# I'm probably preaching to the choir here - but more reason to take your kids rafting



## SpeyCatr (Aug 14, 2013)

Some video I edited/uploaded of my son's first rafting trip. Just watch - it's short - I think you'll smile! https://www.youtube.com/watch?v=yypX_JmIRjo


----------



## kazak4x4 (May 25, 2009)

Nice man, taking kids on a river is an awesome ordeal! I think you have a little addict on your hands now. Dump the commercials and go private!


----------



## seantana (Mar 5, 2015)

Little man sounds like he loved it, great video and memories. Kids thrive on the river and outdoors.


----------



## SpeyCatr (Aug 14, 2013)

kazak4x4 said:


> Nice man, taking kids on a river is an awesome ordeal! I think you have a little addict on your hands now. Dump the commercials and go private!
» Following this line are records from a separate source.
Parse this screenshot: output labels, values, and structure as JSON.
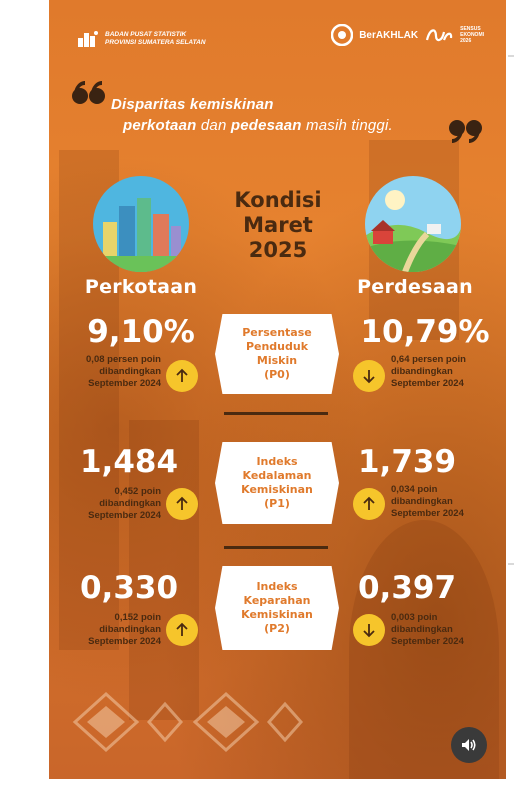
{
  "header": {
    "org_line1": "BADAN PUSAT STATISTIK",
    "org_line2": "PROVINSI SUMATERA SELATAN",
    "berakhlak": "BerAKHLAK",
    "sensus_line1": "SENSUS",
    "sensus_line2": "EKONOMI",
    "sensus_line3": "2026"
  },
  "headline": {
    "line1": "Disparitas kemiskinan",
    "line2_a": "perkotaan",
    "line2_b": " dan ",
    "line2_c": "pedesaan",
    "line2_d": " masih tinggi."
  },
  "center_title": {
    "line1": "Kondisi",
    "line2": "Maret",
    "line3": "2025"
  },
  "regions": {
    "urban": "Perkotaan",
    "rural": "Perdesaan"
  },
  "indicators": [
    {
      "label_lines": [
        "Persentase",
        "Penduduk",
        "Miskin",
        "(P0)"
      ],
      "urban_value": "9,10%",
      "urban_note": [
        "0,08 persen poin",
        "dibandingkan",
        "September 2024"
      ],
      "urban_direction": "up",
      "rural_value": "10,79%",
      "rural_note": [
        "0,64 persen poin",
        "dibandingkan",
        "September 2024"
      ],
      "rural_direction": "down"
    },
    {
      "label_lines": [
        "Indeks",
        "Kedalaman",
        "Kemiskinan",
        "(P1)"
      ],
      "urban_value": "1,484",
      "urban_note": [
        "0,452 poin",
        "dibandingkan",
        "September 2024"
      ],
      "urban_direction": "up",
      "rural_value": "1,739",
      "rural_note": [
        "0,034 poin",
        "dibandingkan",
        "September 2024"
      ],
      "rural_direction": "up"
    },
    {
      "label_lines": [
        "Indeks",
        "Keparahan",
        "Kemiskinan",
        "(P2)"
      ],
      "urban_value": "0,330",
      "urban_note": [
        "0,152 poin",
        "dibandingkan",
        "September 2024"
      ],
      "urban_direction": "up",
      "rural_value": "0,397",
      "rural_note": [
        "0,003 poin",
        "dibandingkan",
        "September 2024"
      ],
      "rural_direction": "down"
    }
  ],
  "colors": {
    "orange": "#e07a2c",
    "dark_brown": "#4a2a10",
    "arrow_yellow": "#f6c52b",
    "white": "#ffffff"
  },
  "icons": {
    "sound": "speaker-icon"
  }
}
I only own a 1 man 11' Cat right now (plans to buy a 2-3 man cat next year hopefully) - but the trip I was on was a father-son boys trip with 7 adults and 8 kids so even if I owned my own raft I wouldn't have been able to accommodate it so going commercial for this trip made sense lol.


----------



## Lebowski (Aug 19, 2015)

My dad started taking me at that age and I just started my 4 year old daughter with a trip down the N. Platte and Radium-State Bridge a couple weeks ago. Absolutely memories that last a life time!

"Daddy! Do it again!"


----------



## wayne23 (Dec 30, 2014)

I started taking my girls down the river as soon as they where out of diapers. My oldest is in her second year guiding in Utah, an my other daughter when she graduates is sure to follow. They both love the river.


Sent from my iPad using Mountain Buzz


----------



## Warejn (Jul 7, 2013)

I have actually just purchased a raft for that reason. My kids love water and instead of buying a new kayak I figured its time to get them into it. Although, 15 years ago I never would have thought I would be buying a big boat just to haul my family around. 

This is the old guy thread! 


Sent from my iPad using Mountain Buzz


----------



## Rich (Sep 14, 2006)

Had my daughter on the river and on skis when she was two.
She was rowing the MFS & GC as a teenager.
She quit college to be a river guide and ski instructor.
Saved me a fortune in college tuition.
Now I'm about to become a Grandfather!
Going to need a bigger boat!


----------



## jkr61 (Mar 13, 2015)

That was great! We took our niece at nine months to blackrocks and at the age of 10 on a 21 day Grand Canyon trip with a couple Lodores in-between. Now she wants to do the Grand again and were aiming for the Salmon next summer when she's 12. Kids love the outdoors when you get'em out there!


----------



## FishingAddict (May 29, 2015)

*My daughters first trip.*

I finally talked her into going this year. BTW there is a big rock in the wave train of Joe Hutch that will sneak up on you at this level. She just about went out and I thought we were going to have a yard sale. We had a great Aug trip.


----------



## paddleit (Jun 5, 2011)

Been taking my 6 & 9 yr old girls for years. Took them on there first trip down Browns canyon over the weekend and they rocked it. They would raft everyday in the summer if they could. They are even starting to get strong enough to oar. I love it.


----------